By Louise Gorenflo
Arguing achieves a predictable outcome: it solidifies each person's position. Of course, this is the exact opposite of what one intends to achieve with the argument in the first place. Arguing wastes time and deteriorates relationships. How likely is it that you will change your position in the middle of fighting for it?
The difference between having a discussion and arguing lies within the intention. When people have a discussion, they remain open to the ideas of the other and have a genuine interest to learn more about the topic and about the other. Arguing people stake their ground and use the interaction to prove their power and to belittle the other.
Arguing has two outcomes. The first one is resentment because the person who gives in is not actually convinced of the others’ position. The second result is that the two arguers move farther and farther apart. The more each person insists they are right, the more this encourages the other to fight harder to be right and to resist being proven wrong. This is when people say and do things they later regret. There is certainly no winner here.

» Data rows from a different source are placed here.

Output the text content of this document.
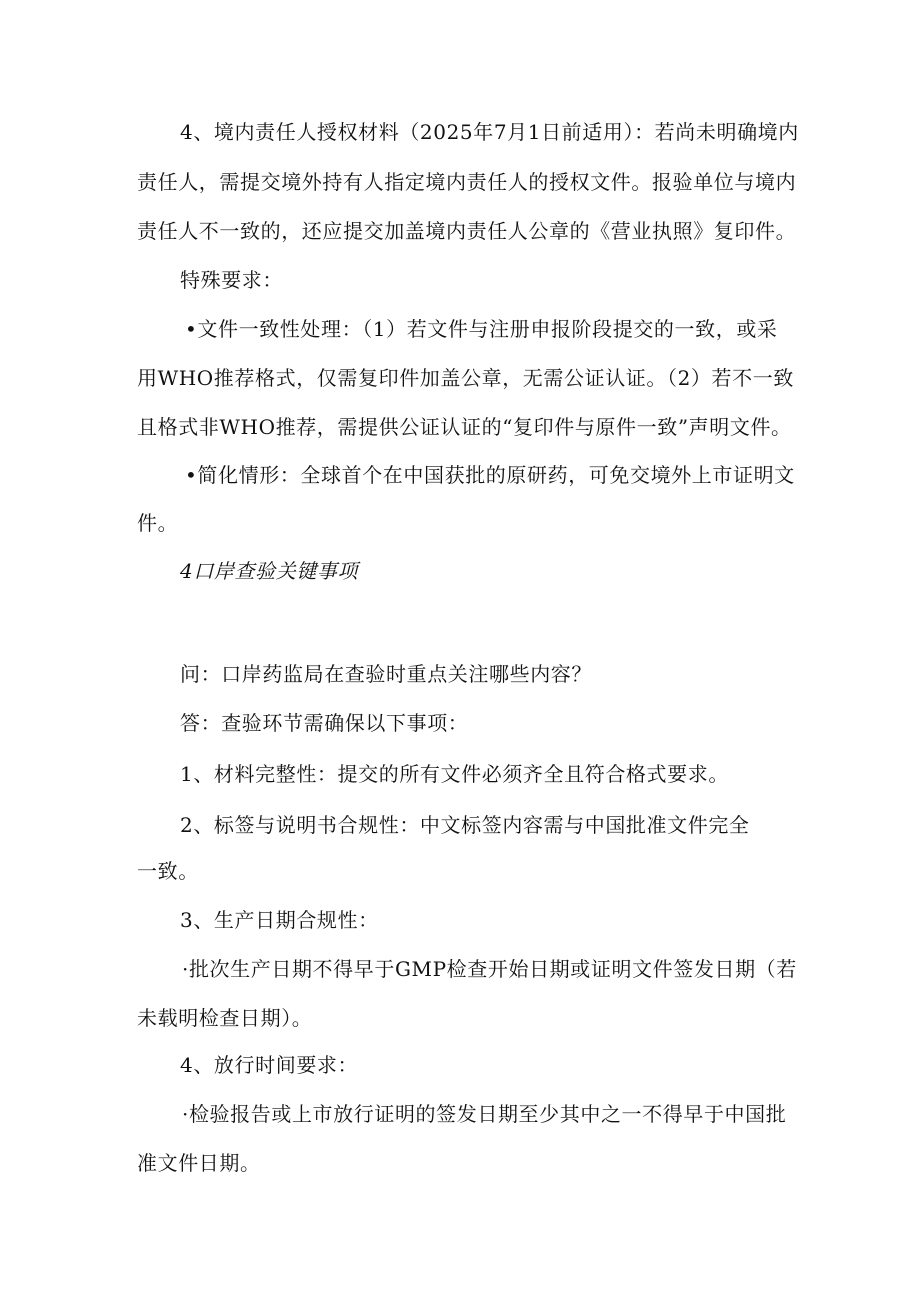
4、境内责任人授权材料（2025年7月1日前适用）：若尚未明确境内
责任人，需提交境外持有人指定境内责任人的授权文件。报验单位与境内
责任人不一致的，还应提交加盖境内责任人公章的《营业执照》复印件。
特殊要求：
•文件一致性处理：（1）若文件与注册申报阶段提交的一致，或采
用WHO推荐格式，仅需复印件加盖公章，无需公证认证。（2）若不一致
且格式非WHO推荐，需提供公证认证的“复印件与原件一致”声明文件。
•简化情形：全球首个在中国获批的原研药，可免交境外上市证明文
件。
4口岸查验关键事项
问：口岸药监局在查验时重点关注哪些内容？
答：查验环节需确保以下事项：
1、材料完整性：提交的所有文件必须齐全且符合格式要求。
2、标签与说明书合规性：中文标签内容需与中国批准文件完全
一致。
3、生产日期合规性：
·批次生产日期不得早于GMP检查开始日期或证明文件签发日期（若
未载明检查日期）。
4、放行时间要求：
·检验报告或上市放行证明的签发日期至少其中之一不得早于中国批
准文件日期。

The only way to really win an argument is to not have it in the first place. It takes at least two people to have an argument. If need be, walk away. Walking away doesn’t mean that you’re weak or that the other person wins; it actually means you don’t want to feed a negative behavior. Cut ties if necessary. If you become aware that the people within your network spend their time together feeling superior and putting down others, run — don’t walk — to the nearest exit.
Facts, by themselves, are meaningless. We process the information we receive through our feelings and instincts, life circumstances and experiences. We turn raw meaningless data into our judgments and views and opinions. Often we cannot recognize the same fact viewed from another point of view. Be selective in the media you absorb. Pay attention to only what will help you stay informed without filling you with fear, ill-will and anxiety.
Find something constructive to do with what you know. If you only talk about what others should do without doing it yourself, you are wasting your life and other people’s time as well.
People who disagree do not have to argue or become enemies. Productive communication and healthy relationships are not about winning, controlling or bullying; they are about listening, connecting, respecting and understanding. And perhaps even learning.
When we take a stand that the caring we feel for the other person is more important than the win, we can rise above the temptation to jump into an argument. We refuse to argue because we care about the person and commit our energy and time to what will grow our relationship, even if that means walking away from them.